Wright spoke about a host of subjects with O'Brien Saturday, but none revolved around the hot topic of the day, which was O'Brien's continued courtship by NFL franchises. Wright said whether the head coach remains a Lion or heads to the highest level of football didn't matter a bit.

"I respect Coach O'Brien in every way, fashion and form," Wright said. "I don't know why didn't I bring that up, but whatever Coach O'Brien has going on with him, and whatever internal conflict is going on with himself and his family, I didn't think it was right for me to question him on that.

"Whatever coach has to do, that has to be done. I already have enough respect for him as coach and a man."

Would O'Brien leaving change Wright's mind?

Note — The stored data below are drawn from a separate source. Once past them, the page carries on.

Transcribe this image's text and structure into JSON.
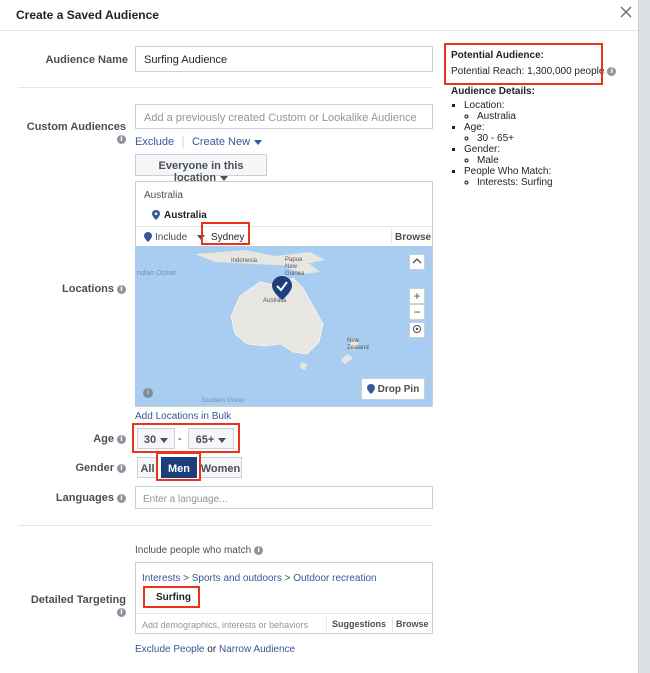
{
  "dialog": {
    "title": "Create a Saved Audience"
  },
  "audience_name": {
    "label": "Audience Name",
    "value": "Surfing Audience"
  },
  "custom_audiences": {
    "label": "Custom Audiences",
    "placeholder": "Add a previously created Custom or Lookalike Audience",
    "exclude": "Exclude",
    "create_new": "Create New"
  },
  "locations": {
    "label": "Locations",
    "scope": "Everyone in this location",
    "country_header": "Australia",
    "selected": "Australia",
    "include": "Include",
    "search_value": "Sydney",
    "browse": "Browse",
    "map_labels": {
      "ocean_left": "ndian Ocean",
      "indonesia": "Indonesia",
      "papua": "Papua New Guinea",
      "australia": "Australia",
      "nz": "New Zealand",
      "southern": "Southern Ocean"
    },
    "drop_pin": "Drop Pin",
    "bulk": "Add Locations in Bulk"
  },
  "age": {
    "label": "Age",
    "min": "30",
    "max": "65+",
    "dash": "-"
  },
  "gender": {
    "label": "Gender",
    "options": [
      "All",
      "Men",
      "Women"
    ]
  },
  "languages": {
    "label": "Languages",
    "placeholder": "Enter a language..."
  },
  "detailed": {
    "label": "Detailed Targeting",
    "heading": "Include people who match",
    "breadcrumb": [
      "Interests",
      ">",
      "Sports and outdoors",
      ">",
      "Outdoor recreation"
    ],
    "interest": "Surfing",
    "placeholder": "Add demographics, interests or behaviors",
    "suggestions": "Suggestions",
    "browse": "Browse",
    "exclude": "Exclude People",
    "or": "or",
    "narrow": "Narrow Audience"
  },
  "potential": {
    "title": "Potential Audience:",
    "reach": "Potential Reach: 1,300,000 people",
    "details_title": "Audience Details:",
    "location_label": "Location:",
    "location_value": "Australia",
    "age_label": "Age:",
    "age_value": "30 - 65+",
    "gender_label": "Gender:",
    "gender_value": "Male",
    "match_label": "People Who Match:",
    "match_value": "Interests: Surfing"
  },
  "colors": {
    "accent": "#365899",
    "selected_gender": "#1c3f7c",
    "highlight": "#e8341c"
  }
}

"If he left, I'm still committed to Penn State," he said. "I still have some guys that I'm comfortable with, like Coach Mac and Coach Johnson. So that wouldn't sway my commitment."

With a future at left tackle, Wright said he and Penn State's staff have determined he will redshirt his first year in Happy Valley, despite the Lions' desperate need for offensive linemen. With left tackle Garry Gilliam departing, State could have as few as eight to 10 scholarship offensive linemen in 2014.

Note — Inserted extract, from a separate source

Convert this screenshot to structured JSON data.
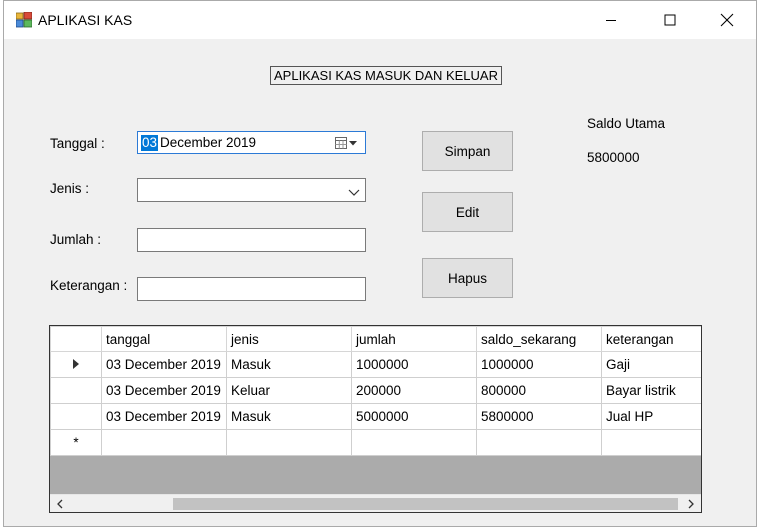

Yet, the overall focus is on Wright's well-being, and most of that comes academically. Both sides agreed that getting off on the right foot in the classroom is key, and extra time with strength coach Craig Fitzgerald, plus additional reps with McWhorter, can only be beneficial.

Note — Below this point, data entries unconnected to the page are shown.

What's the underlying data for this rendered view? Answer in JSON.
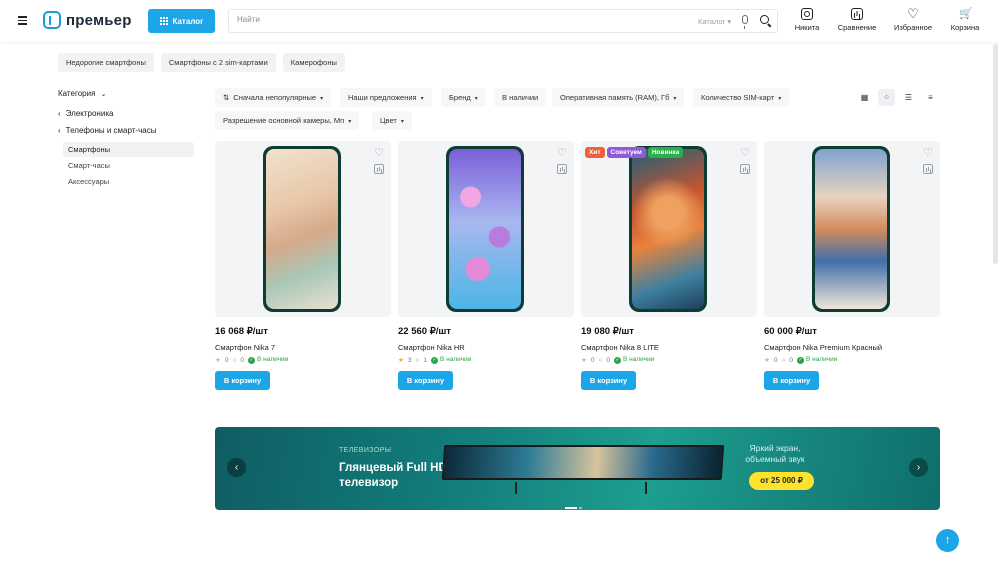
{
  "header": {
    "logo_text": "премьер",
    "catalog_label": "Каталог",
    "search_placeholder": "Найти",
    "search_scope": "Каталог ▾",
    "user_label": "Никита",
    "compare_label": "Сравнение",
    "favorites_label": "Избранное",
    "cart_label": "Корзина"
  },
  "tags": [
    "Недорогие смартфоны",
    "Смартфоны с 2 sim-картами",
    "Камерофоны"
  ],
  "sidebar": {
    "category_label": "Категория",
    "parent_1": "Электроника",
    "parent_2": "Телефоны и смарт-часы",
    "items": [
      {
        "label": "Смартфоны",
        "active": true
      },
      {
        "label": "Смарт-часы",
        "active": false
      },
      {
        "label": "Аксессуары",
        "active": false
      }
    ]
  },
  "filters": {
    "sort": "Сначала непопулярные",
    "offers": "Наши предложения",
    "brand": "Бренд",
    "in_stock": "В наличии",
    "ram": "Оперативная память (RAM), Гб",
    "sim_count": "Количество SIM-карт",
    "camera": "Разрешение основной камеры, Мп",
    "color": "Цвет"
  },
  "products": [
    {
      "price": "16 068 ₽/шт",
      "name": "Смартфон Nika 7",
      "rating": "0",
      "reviews": "0",
      "stock": "В наличии",
      "buy_label": "В корзину",
      "badges": []
    },
    {
      "price": "22 560 ₽/шт",
      "name": "Смартфон Nika HR",
      "rating": "3",
      "reviews": "1",
      "stock": "В наличии",
      "buy_label": "В корзину",
      "badges": []
    },
    {
      "price": "19 080 ₽/шт",
      "name": "Смартфон Nika 8 LITE",
      "rating": "0",
      "reviews": "0",
      "stock": "В наличии",
      "buy_label": "В корзину",
      "badges": [
        "Хит",
        "Советуем",
        "Новинка"
      ]
    },
    {
      "price": "60 000 ₽/шт",
      "name": "Смартфон Nika Premium Красный",
      "rating": "0",
      "reviews": "0",
      "stock": "В наличии",
      "buy_label": "В корзину",
      "badges": []
    }
  ],
  "banner": {
    "kicker": "ТЕЛЕВИЗОРЫ",
    "title": "Глянцевый Full HD телевизор",
    "side_text": "Яркий экран, объемный звук",
    "price": "от 25 000 ₽"
  },
  "colors": {
    "accent": "#1ca6e8",
    "badge_hit": "#f0603a",
    "badge_recommend": "#8f5bd6",
    "badge_new": "#27b04b",
    "in_stock": "#2aa347"
  }
}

"They want me to get acclimated," Wright said. "I think I'm more than ready to play in the big-time game. But that's how I feel in myself, and that's my confidence talking. It's more just the workload itself. In prep school, high school, it's the same workload. When you get into college assignments every day, there are due dates you have to keep in your mind, and you have to make sure you write stuff down and remember stuff, and I think it's going to help me a lot more staying up with my classes.

"As a student-athlete, I have to do what I have to do to make sure I don't have to take steps back, that I'm not making mistakes. I don't have to be flawless, but I have to make sure my tracks are covered and that I'm the best person I can be. A redshirt year will help."

Wright said his time at prep school opened his eyes to what it means to be a big-time tackle, crediting most of his growth to Milford offensive coordinator Stefon Wheeler, a fellow Milford alum who was a two-time All-Big Ten pick at Michigan State in the mid-2000s. The student said his teacher taught him how to play with confidence, and cited his improved punch, quick feet and better kick step as tools Wheeler supplied him with. All mixed well with his already present athleticism, with Wright believes makes him stand out from other tackles.

Days separate the tackle from arriving at Penn State, but he's not unfamiliar with University Park, having visited for a Junior Day while in high school. That was a one day trip, though. This time, he'll be there for good. And he couldn't be happier about it.

"It feels great, and like a whole bunch of weight was lifted of my shoulders and my family's shoulders," Wright said. "I made my commitment, and everybody was totally happy and nothing but smiles all around the house.

"Now, I have to focus on the serious side of going to Penn State, and the mental and physical part of going into this school. I'm happy about it."